DOMRADIO.DE: Deshalb nahm sich der Papst das Recht heraus, das notgetaufte Kind aus seiner jüdischen Familie zu nehmen und den Jungen christlich zu erziehen. Der Fall sorgte damals auch schon ohne Instagram oder Facebook für internationales Aufsehen. Warum ist der Papst hart geblieben und hat den Jungen nicht seinen Eltern zurückgegeben?

Nersinger: Der Papst sah sich im Recht und er war auch gedeckt durch die gesetzlichen Bestimmungen, sowohl die kirchenrechtlichen und auch die staatsrechtlichen. Ein deutscher Historiker hat einmal gesagt, formaljuristisch ist der Papst vollkommen im Recht gewesen. Der Papst sah es eben so, dass man jemandem ein Sakrament erteilt hat und dass derjenige damit der katholischen Glaubensgemeinschaft angehörte.

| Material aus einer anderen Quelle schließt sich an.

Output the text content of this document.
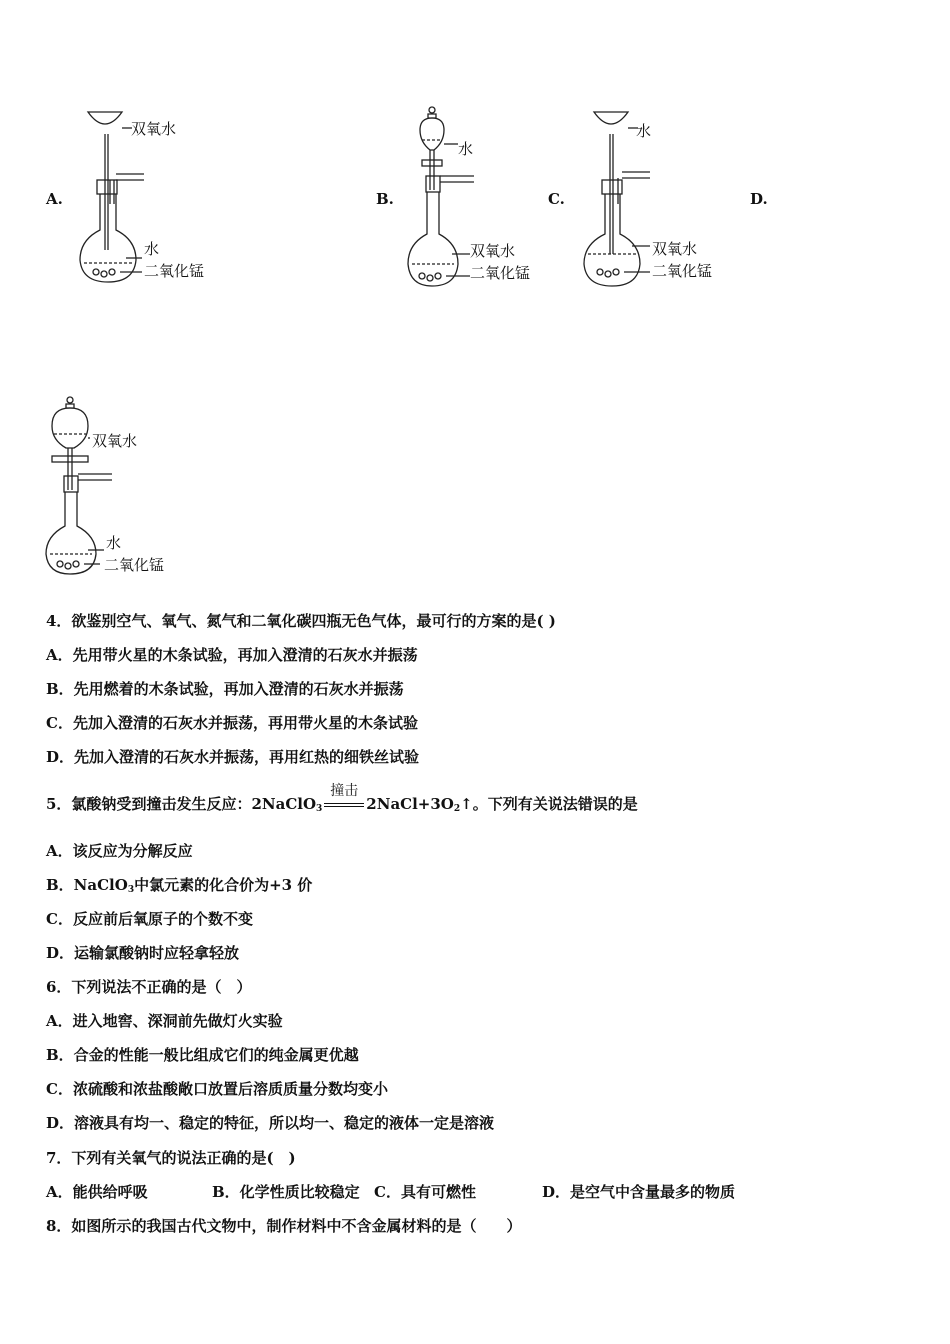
A.	B.	C.	D.
双氧水
水
二氧化锰
水
双氧水
二氧化锰
水
双氧水
二氧化锰
双氧水
水
二氧化锰
4．欲鉴别空气、氧气、氮气和二氧化碳四瓶无色气体，最可行的方案的是( )
A．先用带火星的木条试验，再加入澄清的石灰水并振荡
B．先用燃着的木条试验，再加入澄清的石灰水并振荡
C．先加入澄清的石灰水并振荡，再用带火星的木条试验
D．先加入澄清的石灰水并振荡，再用红热的细铁丝试验
5．氯酸钠受到撞击发生反应：2NaClO$_3$
撞击
$2NaCl+3O_2↑$。下列有关说法错误的是
A．该反应为分解反应
B．NaClO$_3$中氯元素的化合价为+3 价
C．反应前后氧原子的个数不变
D．运输氯酸钠时应轻拿轻放
6．下列说法不正确的是（　）
A．进入地窖、深洞前先做灯火实验
B．合金的性能一般比组成它们的纯金属更优越
C．浓硫酸和浓盐酸敞口放置后溶质质量分数均变小
D．溶液具有均一、稳定的特征，所以均一、稳定的液体一定是溶液
7．下列有关氧气的说法正确的是(　)
A．能供给呼吸	B．化学性质比较稳定 C．具有可燃性	D．是空气中含量最多的物质
8．如图所示的我国古代文物中，制作材料中不含金属材料的是（　　）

Er als Papst war damit in die Pflicht genommen, für eine katholische Erziehung zu sorgen.

Ulrich Nersinger

"Der Papst sah sich im Recht und er war auch gedeckt durch die gesetzlichen Bestimmungen."

DOMRADIO.DE: Der Fall aus der Mitte des 19. Jahrhunderts hat ungewollte Parallelen zu den jüngsten Entführungen der Hamas, die auch jüdische Kinder in ihrer Gewalt haben. Aber dieser Vergleich hinkt natürlich.

Nersinger: Der hinkt nicht nur, der ist völlig falsch in meinen Augen, weil nämlich hier etwas ganz anderes geschehen ist. Es ist natürlich beides zu einem Politikum hochstilisiert worden. Aber das hat beides absolut nichts miteinander zu tun. Da würde ich mich auch wehren, da überhaupt einen Vergleich zu ziehen.

DOMRADIO.DE: Im Kinofilm wird gezeigt, dass der junge Edgardo groß wird, dass er in den Orden eintritt, dass er zu seinem katholischen Glauben steht und gar nicht zur jüdischen Familie zurückkehren will. Der Film erklärt aber nicht, warum er sich so entscheidet. Ist etwas darüber aus der Historie bekannt?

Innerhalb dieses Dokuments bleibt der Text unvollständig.